We have all sorts of linter for many languages, but how about shell scripts? Especially, the Bash? We do have some tools for Bash, here is a couple of projects that I know of.

1   bashlint

bashlint is written in Python, to me, it’s more like PEP8, as in checking coding style. It hasn’t really had linting rules. If you are familiar with pylint, which has tons of checking tasks. bashlint is far from that stage. As of writing, version 0.1.0 (2014-06-08), it only checks for three:

W201 Trailing whitespace
Trailing whitespaces are superfluous.
W202 Blank line contains whitespace
Trailing whitespaces on blank lines are superfluous.
W203 Trailing semicolon
Trailing semicolons are superfluous.

Its usage is:

$ bashlint -h
Usage: bashlint [options] input ...

Options:
  -h, --help     show this help message and exit
  -v, --verbose  print debug messages
  --show-source  show source code for each error

If we generate a bad.sh with the following code, it would be having a trailing space in first line, a single tab character in second line, and last line with a trailing semicolon:

echo -e 'echo foobar \n\t\necho ;' > bad.sh

It will give an result like:

$ bashlint .
./bad.sh:1:11: W201 Trailing whitespace
./bad.sh:2:0: W202 Blank line contains whitespace
./bad.sh:3:5: W203 Trailing semicolon

You can also let it point out the error with source code:

$ bashlint --show-source .
./bad.sh:1:11: W201 Trailing whitespace
echo foobar
           ^
./bad.sh:2:0: W202 Blank line contains whitespace

^
./bad.sh:3:5: W203 Trailing semicolon
echo ;
     ^

bashlint is written by Kudriashev Stanislav under the MIT License, currently version 0.1.0 (2014-06-08), it works for both Python 2 and 3.

2   shellcheck

shellcheck is different, more like linter, but doesn’t seem to have style check.

For a source code like:

a=1
b = 2
c=3
echo $a != $b

It returns:

   1  a=1
   2  b = 2
        ^––
SC1068 Don't put spaces around the = in assignments.

   3  c=3
      ^––
SC2034 c appears unused.

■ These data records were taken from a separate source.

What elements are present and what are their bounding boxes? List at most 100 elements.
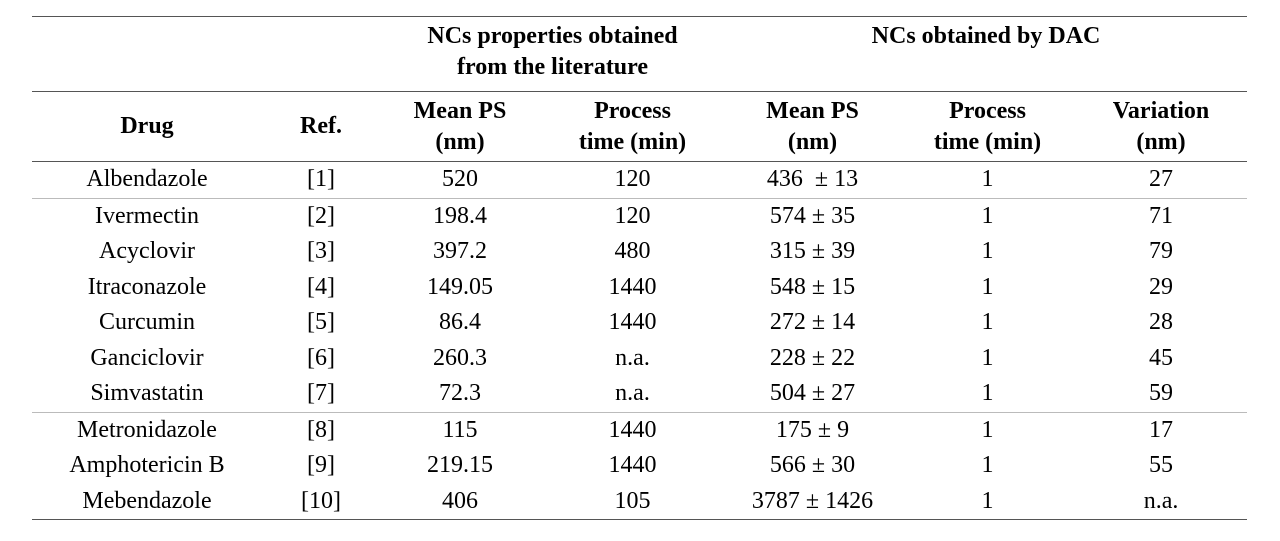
table-cell: Curcumin [99,309,195,335]
table-cell: 436 ± 13 [725,161,901,199]
table-cell: 72.3 [380,376,540,413]
column-header-row: Drug Ref. Mean PS (nm) Process time (min) Mean… [32,91,1248,162]
table-cell: 1440 [608,273,657,300]
table-cell: 1440 [608,309,657,335]
table-cell: 219.15 [427,452,493,478]
table-body: Albendazole [1] 520 120 436 ± 13 1 27 Ivermecti… [32,161,1248,520]
table-cell: [1] [262,161,380,199]
header-line: time (min) [933,128,1042,155]
table-cell: 1 [981,416,994,443]
table-cell: [6] [307,344,335,371]
header-line: Mean PS [766,97,859,124]
header-line: Variation [1112,97,1210,124]
table-cell: 1 [981,452,994,478]
empty-header [32,16,380,92]
table-cell: Metronidazole [77,416,217,443]
column-header: Drug [32,91,262,162]
table-cell: 86.4 [439,309,481,335]
table-cell: 566 ± 30 [769,452,856,478]
group-header: NCs obtained by DAC [725,16,1248,92]
column-header: Process time (min) [900,91,1076,162]
header-line: NCs obtained by DAC [871,23,1101,49]
table-cell: 120 [540,161,726,199]
table-cell: 548 ± 15 [769,273,856,300]
table-cell: [9] [307,452,335,478]
table-cell: Simvastatin [32,376,262,413]
results-table: NCs properties obtained from the literatu… [32,16,1248,520]
table-row: Acyclovir [3] 397.2 480 315 ± 39 1 79 [32,234,1247,270]
table-cell: 55 [1149,452,1174,478]
column-header: Mean PS (nm) [380,91,540,162]
group-header: NCs properties obtained from the literatu… [380,16,726,92]
table-cell: 228 ± 22 [769,344,856,371]
table-cell: 1 [981,202,994,229]
table-cell: Ganciclovir [90,344,204,371]
header-line: Ref. [300,113,342,139]
table-cell: Itraconazole [87,273,207,300]
table-cell: 71 [1149,202,1174,229]
table-cell: Acyclovir [99,238,195,264]
table-cell: 29 [1149,273,1174,300]
table-cell: 504 ± 27 [725,376,901,413]
table-cell: 574 ± 35 [769,202,856,229]
table-cell: n.a. [615,344,650,371]
header-line: Process [949,97,1026,124]
table-cell: [8] [307,416,335,443]
header-line: (nm) [787,128,838,155]
table-cell: 1 [900,376,1076,413]
table-row: Curcumin [5] 86.4 1440 272 ± 14 1 28 [32,305,1247,341]
table-cell: 175 ± 9 [775,416,850,443]
header-line: Mean PS [413,97,507,124]
table-cell: 3787 ± 1426 [725,483,901,520]
table-cell: 79 [1149,238,1174,264]
table-cell: 397.2 [433,238,487,264]
table-cell: [7] [262,376,380,413]
column-header: Ref. [262,91,380,162]
table-cell: 1 [900,161,1076,199]
table-cell: 315 ± 39 [769,238,856,264]
table-cell: n.a. [1075,483,1248,520]
table-row: Ganciclovir [6] 260.3 n.a. 228 ± 22 1 45 [32,341,1247,377]
table-cell: 260.3 [433,344,487,371]
table-cell: Ivermectin [95,202,199,229]
table-row: Simvastatin [7] 72.3 n.a. 504 ± 27 1 59 [32,376,1248,413]
table-cell: 149.05 [427,273,493,300]
table-cell: [10] [262,483,380,520]
table-cell: 1 [981,238,994,264]
table-row: Ivermectin [2] 198.4 120 574 ± 35 1 71 [32,198,1247,234]
table-cell: 45 [1149,344,1174,371]
header-line: from the literature [456,54,649,80]
table-cell: 1440 [608,416,657,443]
table-row: Albendazole [1] 520 120 436 ± 13 1 27 [32,161,1248,199]
table-cell: Mebendazole [32,483,262,520]
table-cell: 1 [981,309,994,335]
column-header: Variation (nm) [1075,91,1248,162]
table-cell: [4] [307,273,335,300]
table-cell: 1 [900,483,1076,520]
header-line: Process [594,97,671,124]
table-cell: 17 [1149,416,1174,443]
table-cell: 480 [614,238,651,264]
table-cell: 1 [981,344,994,371]
group-header-row: NCs properties obtained from the literatu… [32,16,1248,92]
table-cell: [5] [307,309,335,335]
table-cell: 1 [981,273,994,300]
table-cell: 198.4 [433,202,487,229]
table-row: Mebendazole [10] 406 105 3787 ± 1426 1 n.a. [32,483,1248,520]
table-cell: 105 [540,483,726,520]
table-cell: 520 [380,161,540,199]
header-line: Drug [120,113,174,139]
column-header: Process time (min) [540,91,726,162]
table-cell: 27 [1075,161,1248,199]
table-cell: 28 [1149,309,1174,335]
table-cell: [2] [307,202,335,229]
table-cell: Albendazole [32,161,262,199]
header-line: (nm) [1136,128,1186,155]
table-cell: n.a. [540,376,726,413]
table-row: Amphotericin B [9] 219.15 1440 566 ± 30 1 55 [32,448,1247,484]
column-header: Mean PS (nm) [725,91,901,162]
table-cell: Amphotericin B [69,452,225,478]
header-line: time (min) [578,128,687,155]
table-cell: [3] [307,238,335,264]
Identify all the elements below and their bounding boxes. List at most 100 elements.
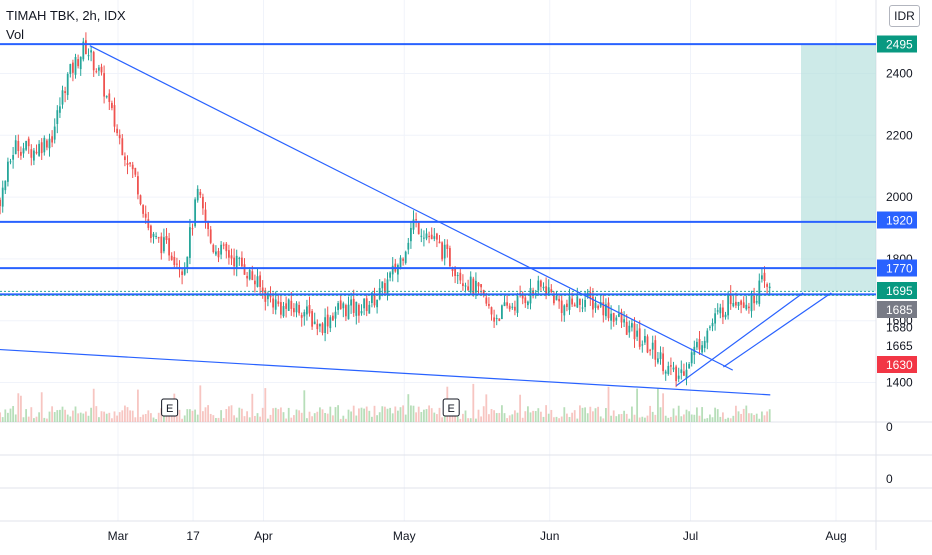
candle-body — [381, 281, 384, 289]
volume-bar — [186, 409, 189, 422]
volume-bar — [157, 412, 160, 422]
time-tick-label: Mar — [108, 529, 129, 543]
volume-bar — [4, 409, 7, 422]
candle-body — [207, 221, 210, 230]
volume-bar — [87, 415, 90, 422]
volume-bar — [566, 413, 568, 422]
volume-bar — [527, 406, 529, 422]
price-tick-label: 2200 — [886, 128, 913, 142]
volume-bar — [683, 414, 685, 422]
volume-bar — [467, 418, 470, 422]
candle-body — [116, 128, 119, 134]
chart-title: TIMAH TBK, 2h, IDX — [6, 8, 126, 23]
candle-body — [189, 227, 191, 258]
candle-body — [300, 315, 303, 318]
candle-body — [576, 296, 579, 308]
candle-body — [40, 142, 43, 154]
candle-body — [397, 265, 399, 275]
candle-body — [766, 284, 769, 287]
candle-body — [511, 306, 514, 308]
candle-body — [126, 163, 129, 165]
earnings-marker-label: E — [448, 403, 455, 415]
candle-body — [46, 140, 48, 148]
volume-bar — [272, 408, 275, 422]
candle-body — [568, 296, 571, 310]
candle-body — [709, 326, 711, 328]
volume-bar — [129, 410, 132, 422]
volume-bar — [147, 410, 150, 422]
price-label-badge — [877, 356, 917, 373]
price-label-1770: 1770 — [886, 262, 913, 276]
candle-body — [472, 278, 475, 295]
candle-body — [274, 299, 277, 310]
candle-body — [170, 255, 173, 260]
candle-body — [30, 149, 33, 158]
volume-bar — [134, 417, 137, 422]
candle-body — [495, 318, 498, 320]
volume-bar — [118, 412, 121, 422]
volume-bar — [657, 388, 659, 422]
candle-body — [316, 323, 319, 330]
candle-body — [7, 161, 9, 182]
volume-bar — [646, 415, 649, 422]
candle-body — [1, 187, 4, 207]
candle-body — [716, 310, 719, 312]
volume-bar — [207, 405, 210, 422]
candle-body — [477, 282, 480, 287]
candle-body — [22, 148, 25, 154]
candle-body — [555, 296, 558, 301]
candle-body — [137, 176, 139, 195]
candle-body — [727, 293, 730, 316]
volume-bar — [664, 415, 667, 422]
candle-body — [524, 297, 527, 304]
candle-body — [319, 324, 321, 327]
candle-body — [529, 287, 532, 304]
candle-body — [386, 279, 389, 295]
volume-bar — [51, 406, 54, 422]
candle-body — [612, 313, 615, 322]
volume-bar — [503, 413, 506, 422]
candle-body — [594, 302, 597, 308]
volume-bar — [209, 413, 212, 422]
volume-bar — [105, 413, 108, 422]
candle-body — [48, 138, 51, 149]
volume-bar — [649, 405, 652, 422]
volume-bar — [163, 414, 165, 422]
candle-body — [155, 235, 158, 237]
candle-body — [550, 289, 553, 293]
volume-bar — [501, 405, 503, 422]
candle-body — [269, 294, 272, 298]
candle-body — [646, 336, 649, 353]
volume-bar — [672, 408, 675, 422]
candle-body — [508, 305, 511, 310]
volume-bar — [334, 407, 337, 422]
volume-bar — [701, 407, 704, 422]
candle-body — [290, 300, 293, 309]
volume-bar — [194, 409, 197, 422]
trendline — [676, 292, 804, 387]
candle-body — [698, 339, 701, 350]
volume-bar — [412, 405, 415, 422]
volume-bar — [519, 394, 522, 422]
candle-body — [607, 302, 610, 319]
price-label-1680: 1680 — [886, 321, 913, 335]
volume-bar — [9, 408, 12, 422]
candle-body — [425, 233, 428, 239]
candle-body — [376, 299, 379, 308]
currency-button[interactable]: IDR — [889, 5, 920, 27]
volume-bar — [477, 409, 480, 422]
volume-bar — [651, 411, 654, 422]
candle-body — [14, 140, 17, 155]
volume-bar — [204, 407, 207, 422]
volume-bar — [342, 415, 345, 422]
candle-body — [176, 263, 178, 265]
candle-body — [33, 150, 35, 161]
candle-body — [449, 248, 451, 267]
candle-body — [100, 66, 103, 73]
volume-bar — [17, 393, 20, 422]
earnings-marker-label: E — [166, 403, 173, 415]
candle-body — [602, 302, 605, 316]
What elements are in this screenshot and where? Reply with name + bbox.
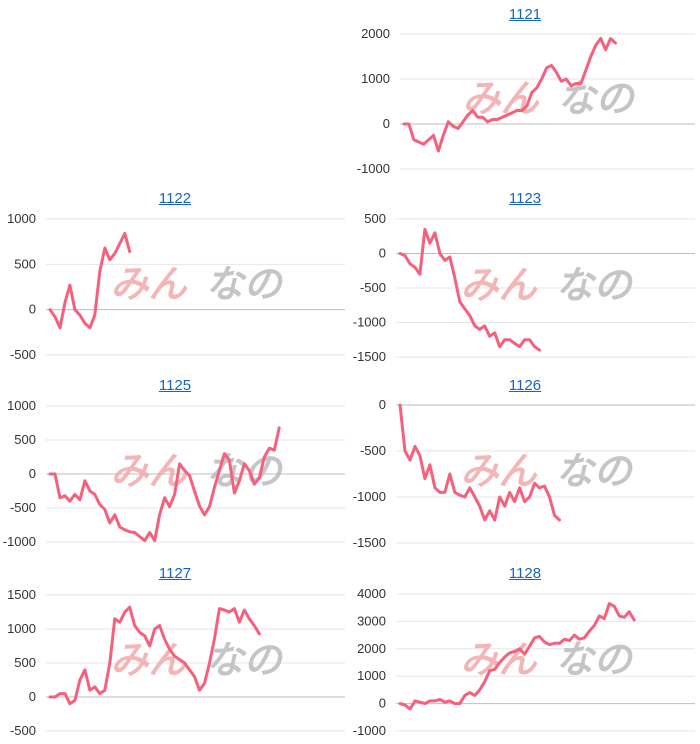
chart-panel-1123: 1123 500 0 -500 -1000 -1500 みん なの bbox=[350, 190, 700, 370]
line-chart: 2000 1000 0 -1000 みん なの bbox=[357, 26, 695, 176]
svg-text:なの: なの bbox=[556, 263, 634, 307]
y-tick-label: 1000 bbox=[361, 71, 390, 86]
y-tick-label: -1000 bbox=[353, 723, 386, 738]
series-line bbox=[398, 227, 541, 352]
y-tick-label: 0 bbox=[383, 116, 390, 131]
line-chart: 1000 500 0 -500 -1000 みん なの bbox=[3, 398, 345, 549]
chart-panel-1128: 1128 4000 3000 2000 1000 0 -1000 みん なの bbox=[350, 565, 700, 744]
y-tick-label: 0 bbox=[29, 466, 36, 481]
line-chart: 4000 3000 2000 1000 0 -1000 みん なの bbox=[353, 586, 695, 738]
svg-text:なの: なの bbox=[206, 449, 284, 493]
series-line bbox=[402, 37, 617, 153]
y-tick-label: 500 bbox=[14, 655, 36, 670]
y-tick-label: 1000 bbox=[357, 668, 386, 683]
y-tick-label: 3000 bbox=[357, 613, 386, 628]
y-tick-label: 2000 bbox=[357, 641, 386, 656]
series-line bbox=[48, 605, 261, 706]
chart-title-link[interactable]: 1125 bbox=[158, 377, 192, 394]
y-tick-label: 1000 bbox=[7, 621, 36, 636]
series-line bbox=[398, 403, 561, 522]
line-chart: 1000 500 0 -500 みん なの bbox=[7, 211, 345, 362]
chart-title-link[interactable]: 1121 bbox=[508, 6, 542, 23]
y-tick-label: 500 bbox=[364, 211, 386, 226]
watermark-logo: みん なの bbox=[461, 638, 634, 682]
chart-panel-1126: 1126 0 -500 -1000 -1500 みん なの bbox=[350, 377, 700, 557]
watermark-logo: みん なの bbox=[111, 449, 284, 493]
svg-text:みん: みん bbox=[461, 449, 538, 493]
y-tick-label: -1000 bbox=[357, 161, 390, 176]
y-tick-label: 0 bbox=[379, 246, 386, 261]
line-chart: 0 -500 -1000 -1500 みん なの bbox=[353, 397, 695, 550]
series-line bbox=[48, 426, 281, 543]
line-chart: 1500 1000 500 0 -500 みん なの bbox=[7, 587, 345, 738]
y-tick-label: 500 bbox=[14, 432, 36, 447]
y-tick-label: 0 bbox=[29, 689, 36, 704]
svg-text:なの: なの bbox=[206, 638, 284, 682]
chart-panel-1121: 1121 2000 1000 0 -1000 みん なの bbox=[350, 6, 700, 186]
svg-text:みん: みん bbox=[461, 638, 538, 682]
y-tick-label: -500 bbox=[10, 723, 36, 738]
svg-text:みん: みん bbox=[461, 263, 538, 307]
chart-title-link[interactable]: 1127 bbox=[158, 565, 192, 582]
y-tick-label: -1000 bbox=[353, 489, 386, 504]
y-tick-label: -500 bbox=[10, 347, 36, 362]
line-chart: 500 0 -500 -1000 -1500 みん なの bbox=[353, 211, 695, 364]
watermark-logo: みん なの bbox=[463, 77, 636, 121]
y-tick-label: 1500 bbox=[7, 587, 36, 602]
y-tick-label: -1000 bbox=[3, 534, 36, 549]
watermark-logo: みん なの bbox=[111, 262, 284, 306]
y-tick-label: -500 bbox=[360, 443, 386, 458]
y-tick-label: -500 bbox=[360, 280, 386, 295]
watermark-logo: みん なの bbox=[111, 638, 284, 682]
svg-text:なの: なの bbox=[556, 638, 634, 682]
y-tick-label: -1500 bbox=[353, 535, 386, 550]
y-tick-label: 0 bbox=[379, 397, 386, 412]
y-tick-label: 1000 bbox=[7, 398, 36, 413]
y-tick-label: 1000 bbox=[7, 211, 36, 226]
chart-title-link[interactable]: 1122 bbox=[158, 190, 192, 207]
watermark-logo: みん なの bbox=[461, 449, 634, 493]
chart-panel-1122: 1122 1000 500 0 -500 みん なの bbox=[0, 190, 350, 370]
svg-text:なの: なの bbox=[556, 449, 634, 493]
watermark-logo: みん なの bbox=[461, 263, 634, 307]
series-line bbox=[48, 232, 132, 330]
y-tick-label: -500 bbox=[10, 500, 36, 515]
y-tick-label: -1000 bbox=[353, 315, 386, 330]
y-tick-label: 4000 bbox=[357, 586, 386, 601]
svg-text:みん: みん bbox=[111, 262, 188, 306]
chart-title-link[interactable]: 1128 bbox=[508, 565, 542, 582]
chart-title-link[interactable]: 1126 bbox=[508, 377, 542, 394]
y-tick-label: 0 bbox=[29, 302, 36, 317]
series-line bbox=[398, 602, 636, 711]
chart-panel-1127: 1127 1500 1000 500 0 -500 みん なの bbox=[0, 565, 350, 744]
svg-text:なの: なの bbox=[206, 262, 284, 306]
chart-title-link[interactable]: 1123 bbox=[508, 190, 542, 207]
y-tick-label: 2000 bbox=[361, 26, 390, 41]
y-tick-label: 500 bbox=[14, 256, 36, 271]
y-tick-label: -1500 bbox=[353, 349, 386, 364]
y-tick-label: 0 bbox=[379, 696, 386, 711]
chart-panel-1125: 1125 1000 500 0 -500 -1000 みん なの bbox=[0, 377, 350, 557]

Verify it or export it.

   4  echo $a != $b

I first discovered shellcheck a year ago at 2013-06-11T16:53:44Z, it seems still be very active, gets commits almost every week.

shellcheck is written in Haskell by Vidar Holen under GNU Affero General Public Licens Version 3, currently version 0.3.3 (2014-05-30), it also has provided an online checker, which is good for people like me doesn’t have Haskell installed, but an API service would be even better. But I think that would be asking too much.